Before fieldwork became the sine qua non of anthropological research, text-based scholars initiated cross-cultural comparison as a method of writing the universal history of human progress.[7] Reflecting a non-conformist heritage of engagement with the abolitionist cause, champions of the method postulated the “psychic unity of man” as the ground for considering all peoples candidates for fruitful comparison. This “psychic unity” postulate pitted the comparativists against polygeneticists, who argued for the existence of distinct human races. As post-colonial critics have been quick to point out, however, the comparativists, by ranking peoples on a scale from savagery to civility, also contributed an intellectual justification for ideologies of difference and contempt for non-Europeans. According to the critical tradition, the evolutionists defeated the polygeneticists only to establish a more insidious paradigm for racism, substituting “culture” for “race” on the evolutionary scale, eventually succumbing to a pessimistic belief that cultural divides could not be bridged through the agencies of education and enlightenment.[8]
Like their intellectual forebears and actual teachers, survey anthropologists have left an ambiguous legacy, as champions of causes progressive for their time who also took part in a generalized apparatus of oppression. Survey anthropologists form a sort of historical “missing link” between armchair theoreticians and post-Malinowskian participant-observers. Admired for their stamina, ingenuity and encyclopaedic knowledge of world ethnology, they also find themselves excluded from the intellectual lineage of anthropology’s exemplary scholars. At the same time, like the comparativists, they remain interesting to historians as shapers and emblems of intellectual life in colonies, metropoles and the places in-between during the period of high imperialism. Unlike the armchair anthropologist, however, survey anthropologists physically confronted cultural variation in its environmental setting. They saw, heard, touched and smelled material and non-material artefacts in situ. Field experience, according to some, allowed survey anthropologists to conceptualize practices and objects as integrated ensembles, as components of particular cultures. In other words, their research methods lent themselves to a pluralist outlook. Their comparativist predecessors, in contrast, regarded implements and institutions as decontextualized data from which to distil a speculative history of the whole human race, instead of subdivisions thereof.
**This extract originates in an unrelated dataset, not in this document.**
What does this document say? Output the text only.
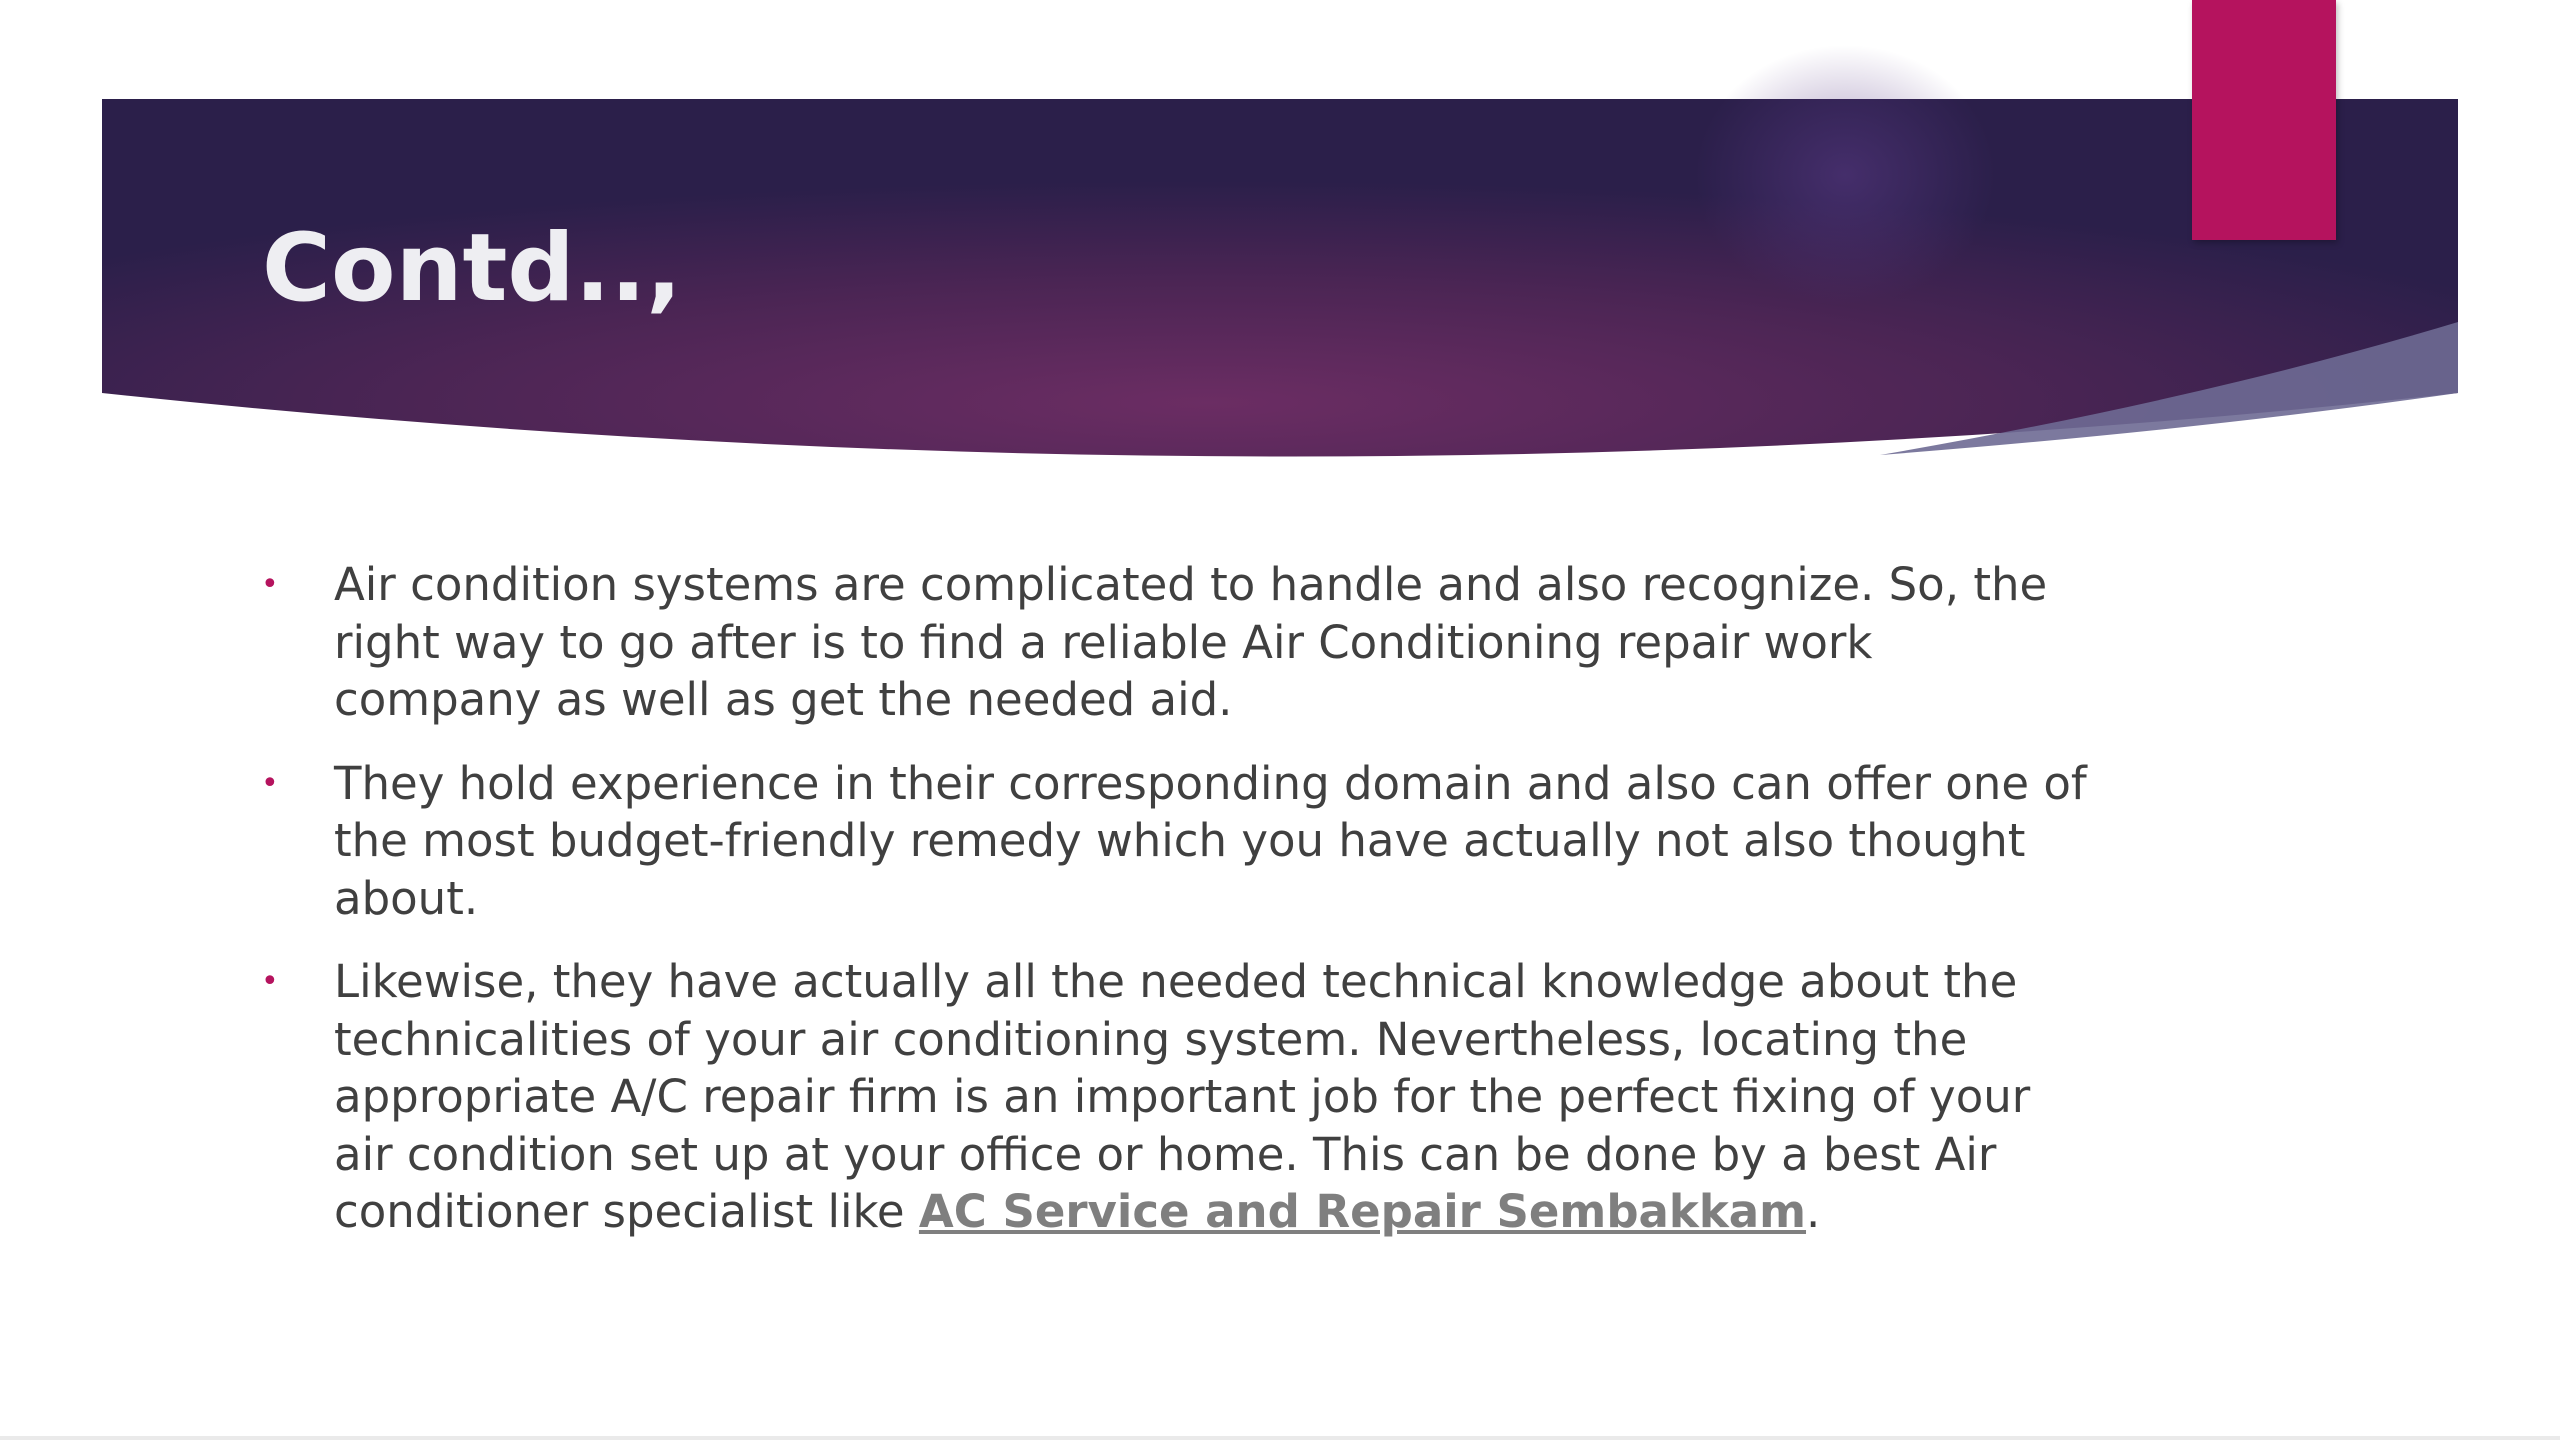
Contd..,
• Air condition systems are complicated to handle and also recognize. So, the right way to go after is to find a reliable Air Conditioning repair work company as well as get the needed aid.
• They hold experience in their corresponding domain and also can offer one of the most budget-friendly remedy which you have actually not also thought about.
• Likewise, they have actually all the needed technical knowledge about the technicalities of your air conditioning system. Nevertheless, locating the appropriate A/C repair firm is an important job for the perfect fixing of your air condition set up at your office or home. This can be done by a best Air conditioner specialist like AC Service and Repair Sembakkam.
Because they ultimately relied upon the existence of a Latourian “center of calculation” to consolidate their findings, this essay considers survey anthropology as an extension and modification of the comparativist tradition, rather than as a precursor to participant-observation. Unlike their descendents, survey anthropologists never sought to view the world through the eyes of the peoples they studied; empathy was never the goal. Rather, survey anthropologists divided populations into intellectually and administratively digestible numbers of sub-units (tribes, races, ethnic groups) to answer questions or solve problems generated in colonial metropoles. For our purposes, the colonial metropole, where “notes and queries” are authored, sent out from and ultimately collated, are equivalent to Latour’s “center of calculation”, the privileged place from which a totality of local situations can be viewed, abstracted and reduced to system.
Lastly, a word on the term “pluralism”. Nicholas Thomas argues that the modern pluralistic view of culture/ethnicity that informed and was elaborated by survey anthropology should be viewed as the successor of Christian and Enlightenment world-views that considered “heathens”, “infidels” and “primitives” as fundamentally incomplete human beings, either in need of salvation/education or expendable on the chopping block of history. Their negative traits — ignorance, illiteracy, etc. — defined the Other in the eyes of the observer. Building on the work of Johannes Fabian, Thomas argues that the discursive construction of tribes, races and ethnic groups as internally coherent collectivities which can be known, compared and ranked by recourse to study of “ideal types” ushered in the age of anthropological typification. His elegant formulation bears quotation in full:
What I seek to extrapolate from [Fabian] is an argument that in premodern European discourses, non-Western peoples tend to be characterized not in any anthropologically specific terms, but as a lack or poorer form of the values of the centre…My analytical fiction, then, tells of a shift from an absence of ‘the Other’ (as a being accorded any singular character) to a worldview that imagines a plurality of different races or peoples. The distinctively modern and anthropological imagining projects natural differences among people that may be rendered at one time as different ‘nations’, at another as distinct ‘races’ or ‘cultures’. The underlying epistemic operation — of partitioning the human species — makes possible a variety of political and ethnographic projects: particular populations may be visible as objects of government; they may serve as ethnological illustrations or subversive counter-examples in comparative social argument; and these reified characters may be available for appropriation in anti-colonialist, nationalist narratives.[9]
This “distinctively modern and anthropological imagining” received much of its impetus, and exerted its influence, in the dialectical circulation of images, goods and people between colonial settings and metropolitan publics. Fortuitously, Thomas’s admittedly simplistic historical sketch, or “analytical fiction”, well describes the rupture in consciousness that Japanese survey ethnologists hoped to bring about in Taiwan. For this essay, the term “pluralism” is defined, following Thomas, as “a worldview that imagines a plurality of different races or peoples” in contradistinction to a worldview that conceptualizes different peoples “as a lack or poorer form of the values of the centre”.